Although a long held tenet of biology has been that endogenous inhibitors can modulate cell proliferation, little progress was made in purifying any such inhibitor. This was largely due to the rarity of non-malignant cell cultures in which regulation of cell division was still operative, and to problems in separating cytotoxic and cytostatic effects in the complex biological extracts which were being studied. During the last decade, hepatic proliferation inhibitors of varying degrees of purity have been isolated using regenerating rat liver or hepatoma cell cultures as test systems. In these early studies, a number of inhibitors with differing molecular weights, physicochemical properties and biological responses were purified from liver cytosol and/or serum.

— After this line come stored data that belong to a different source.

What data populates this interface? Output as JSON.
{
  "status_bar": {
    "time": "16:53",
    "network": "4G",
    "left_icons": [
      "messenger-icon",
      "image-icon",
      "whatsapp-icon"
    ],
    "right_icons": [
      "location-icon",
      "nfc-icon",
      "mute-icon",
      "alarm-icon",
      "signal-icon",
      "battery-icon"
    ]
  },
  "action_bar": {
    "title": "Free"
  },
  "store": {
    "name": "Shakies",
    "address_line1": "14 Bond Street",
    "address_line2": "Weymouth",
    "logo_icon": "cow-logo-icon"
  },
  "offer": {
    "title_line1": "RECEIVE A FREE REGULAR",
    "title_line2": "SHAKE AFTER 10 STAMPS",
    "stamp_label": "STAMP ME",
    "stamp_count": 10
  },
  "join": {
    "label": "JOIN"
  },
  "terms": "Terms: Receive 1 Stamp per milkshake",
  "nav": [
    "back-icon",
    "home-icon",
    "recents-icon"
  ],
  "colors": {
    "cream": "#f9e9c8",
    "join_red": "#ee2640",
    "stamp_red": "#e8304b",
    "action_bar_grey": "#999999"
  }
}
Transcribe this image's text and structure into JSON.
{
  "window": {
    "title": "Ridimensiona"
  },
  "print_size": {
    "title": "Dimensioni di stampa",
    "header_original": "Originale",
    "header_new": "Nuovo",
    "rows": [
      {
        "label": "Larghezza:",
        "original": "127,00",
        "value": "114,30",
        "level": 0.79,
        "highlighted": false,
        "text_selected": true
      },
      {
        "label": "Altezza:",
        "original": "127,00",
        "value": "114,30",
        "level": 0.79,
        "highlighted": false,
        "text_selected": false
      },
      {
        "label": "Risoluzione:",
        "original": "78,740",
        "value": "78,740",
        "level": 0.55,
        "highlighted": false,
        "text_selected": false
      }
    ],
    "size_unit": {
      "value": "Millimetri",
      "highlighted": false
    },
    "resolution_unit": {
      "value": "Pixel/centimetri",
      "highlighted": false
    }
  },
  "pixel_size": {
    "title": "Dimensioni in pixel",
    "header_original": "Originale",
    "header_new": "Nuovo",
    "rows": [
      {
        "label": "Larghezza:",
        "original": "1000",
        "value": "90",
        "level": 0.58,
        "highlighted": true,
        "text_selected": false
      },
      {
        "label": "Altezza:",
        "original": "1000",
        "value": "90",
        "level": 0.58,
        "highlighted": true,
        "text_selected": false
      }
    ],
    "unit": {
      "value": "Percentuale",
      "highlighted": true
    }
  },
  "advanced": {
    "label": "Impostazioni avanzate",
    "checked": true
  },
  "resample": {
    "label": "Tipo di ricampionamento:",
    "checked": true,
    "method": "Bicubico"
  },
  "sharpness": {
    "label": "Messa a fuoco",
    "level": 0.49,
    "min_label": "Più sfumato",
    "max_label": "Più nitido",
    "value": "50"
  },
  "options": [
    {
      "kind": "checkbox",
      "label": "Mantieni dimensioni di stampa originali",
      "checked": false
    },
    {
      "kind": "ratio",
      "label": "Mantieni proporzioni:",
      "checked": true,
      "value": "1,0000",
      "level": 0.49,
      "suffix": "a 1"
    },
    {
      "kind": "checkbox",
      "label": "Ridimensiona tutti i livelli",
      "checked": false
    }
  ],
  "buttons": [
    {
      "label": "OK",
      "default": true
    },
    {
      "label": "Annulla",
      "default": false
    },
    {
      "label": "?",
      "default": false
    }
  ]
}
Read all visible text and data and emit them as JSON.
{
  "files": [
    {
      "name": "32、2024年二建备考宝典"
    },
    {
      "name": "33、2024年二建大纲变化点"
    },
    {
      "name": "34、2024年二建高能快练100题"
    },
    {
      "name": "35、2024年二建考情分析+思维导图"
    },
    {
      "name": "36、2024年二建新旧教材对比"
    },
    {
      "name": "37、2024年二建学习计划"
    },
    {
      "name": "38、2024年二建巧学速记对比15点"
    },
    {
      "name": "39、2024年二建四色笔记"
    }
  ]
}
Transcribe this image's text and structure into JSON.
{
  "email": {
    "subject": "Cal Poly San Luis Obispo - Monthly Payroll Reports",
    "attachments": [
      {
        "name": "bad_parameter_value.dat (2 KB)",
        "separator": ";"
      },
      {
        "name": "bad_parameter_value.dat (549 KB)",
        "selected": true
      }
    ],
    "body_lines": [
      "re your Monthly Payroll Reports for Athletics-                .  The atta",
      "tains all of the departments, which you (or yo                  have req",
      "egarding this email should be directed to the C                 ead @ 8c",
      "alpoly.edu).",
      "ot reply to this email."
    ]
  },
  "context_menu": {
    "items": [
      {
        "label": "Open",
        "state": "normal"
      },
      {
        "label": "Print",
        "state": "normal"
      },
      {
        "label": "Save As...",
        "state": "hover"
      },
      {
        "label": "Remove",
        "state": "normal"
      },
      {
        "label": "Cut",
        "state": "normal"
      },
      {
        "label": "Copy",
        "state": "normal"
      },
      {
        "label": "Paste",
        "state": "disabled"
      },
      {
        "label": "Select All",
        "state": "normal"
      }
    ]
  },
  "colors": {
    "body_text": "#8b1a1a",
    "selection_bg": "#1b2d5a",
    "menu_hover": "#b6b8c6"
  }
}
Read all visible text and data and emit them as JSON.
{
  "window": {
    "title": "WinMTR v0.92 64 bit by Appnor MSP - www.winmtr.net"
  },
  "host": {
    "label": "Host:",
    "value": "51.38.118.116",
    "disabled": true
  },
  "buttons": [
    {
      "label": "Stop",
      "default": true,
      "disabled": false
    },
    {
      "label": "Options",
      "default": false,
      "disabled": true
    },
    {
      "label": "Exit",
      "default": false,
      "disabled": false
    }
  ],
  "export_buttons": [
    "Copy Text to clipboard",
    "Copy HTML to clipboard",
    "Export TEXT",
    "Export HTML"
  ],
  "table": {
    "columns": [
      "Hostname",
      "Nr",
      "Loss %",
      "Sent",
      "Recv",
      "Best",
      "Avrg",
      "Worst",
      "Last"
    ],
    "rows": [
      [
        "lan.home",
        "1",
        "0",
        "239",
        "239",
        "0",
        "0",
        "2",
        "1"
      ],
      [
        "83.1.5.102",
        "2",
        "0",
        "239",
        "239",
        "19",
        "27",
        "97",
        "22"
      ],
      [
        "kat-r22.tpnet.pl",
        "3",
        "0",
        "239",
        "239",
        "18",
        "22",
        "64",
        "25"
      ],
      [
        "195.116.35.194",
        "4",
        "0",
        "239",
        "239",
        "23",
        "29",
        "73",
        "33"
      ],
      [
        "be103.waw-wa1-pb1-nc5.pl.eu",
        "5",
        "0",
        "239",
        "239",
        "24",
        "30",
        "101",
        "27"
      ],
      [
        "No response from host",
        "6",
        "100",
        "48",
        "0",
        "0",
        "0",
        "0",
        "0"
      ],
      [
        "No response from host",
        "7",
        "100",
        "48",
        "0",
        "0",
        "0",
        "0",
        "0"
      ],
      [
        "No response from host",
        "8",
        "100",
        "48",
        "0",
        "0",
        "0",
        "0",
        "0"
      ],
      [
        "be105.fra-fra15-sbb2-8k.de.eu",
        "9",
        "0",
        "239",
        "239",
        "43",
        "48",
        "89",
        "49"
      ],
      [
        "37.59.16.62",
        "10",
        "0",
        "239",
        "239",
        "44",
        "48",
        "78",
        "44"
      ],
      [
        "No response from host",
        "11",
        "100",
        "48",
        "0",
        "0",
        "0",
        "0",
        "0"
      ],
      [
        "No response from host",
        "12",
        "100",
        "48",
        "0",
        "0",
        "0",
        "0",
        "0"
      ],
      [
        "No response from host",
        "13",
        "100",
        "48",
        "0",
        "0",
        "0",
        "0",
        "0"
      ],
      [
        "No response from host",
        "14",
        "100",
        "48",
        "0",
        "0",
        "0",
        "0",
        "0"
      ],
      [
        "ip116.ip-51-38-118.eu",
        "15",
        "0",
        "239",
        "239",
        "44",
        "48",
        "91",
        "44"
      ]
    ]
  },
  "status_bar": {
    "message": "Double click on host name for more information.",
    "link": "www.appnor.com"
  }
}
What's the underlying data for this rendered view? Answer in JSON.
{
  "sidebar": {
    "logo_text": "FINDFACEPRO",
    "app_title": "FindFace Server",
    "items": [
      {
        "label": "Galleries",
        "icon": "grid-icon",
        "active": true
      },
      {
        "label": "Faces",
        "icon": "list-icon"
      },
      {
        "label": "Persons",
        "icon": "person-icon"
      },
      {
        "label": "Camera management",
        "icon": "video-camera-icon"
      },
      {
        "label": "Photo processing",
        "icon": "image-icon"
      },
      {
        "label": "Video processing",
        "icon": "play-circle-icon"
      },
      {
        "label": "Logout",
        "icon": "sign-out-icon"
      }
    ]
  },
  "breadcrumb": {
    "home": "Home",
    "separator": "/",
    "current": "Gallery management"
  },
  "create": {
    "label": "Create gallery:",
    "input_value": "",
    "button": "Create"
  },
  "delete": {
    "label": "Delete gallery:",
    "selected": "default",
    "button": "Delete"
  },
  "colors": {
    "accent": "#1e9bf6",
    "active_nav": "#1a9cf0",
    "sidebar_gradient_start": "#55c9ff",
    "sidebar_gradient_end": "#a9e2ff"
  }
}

Some of them could inhibit DNA synthesis or mitosis and thus were considered to be G1 or G2 inhibitors. However, experiments which could give precise answers about mechanisms of action could not be done until an inhibitor purified to homogeneity was available. Using well-characterized rat liver diploid epithelial cell cultures, which maintain a number of liver properties and which do not possess any transformation markers or malignant properties, we recently purified an hepatic proliferation inhibitor to a homogenous protein. It has a molecular weight of 26 000 daltons and an isoelectric point of 4.65. It specifically inhibits cell division and DNA synthesis in a number of non-malignant rat liver epithelial cell types, and has no effect on transformed liver cells, or hepatoma cells, in culture. Its effect is not mediated through destruction or sequestration of essential nutrients or calcium ions. Nor have preliminary experiments shown the hepatic proliferation inhibitor to interfere with the binding of epidermal growth factor to its receptors. The majority of the cells treated with the inhibitor are blocked in the G1 phase. Further experiments to study its mechanism of action and the inter-relationship, if any, between the cell cycle block induced by serum or nutrient deprivation, and the inhibitor-induced cycle block are in progress.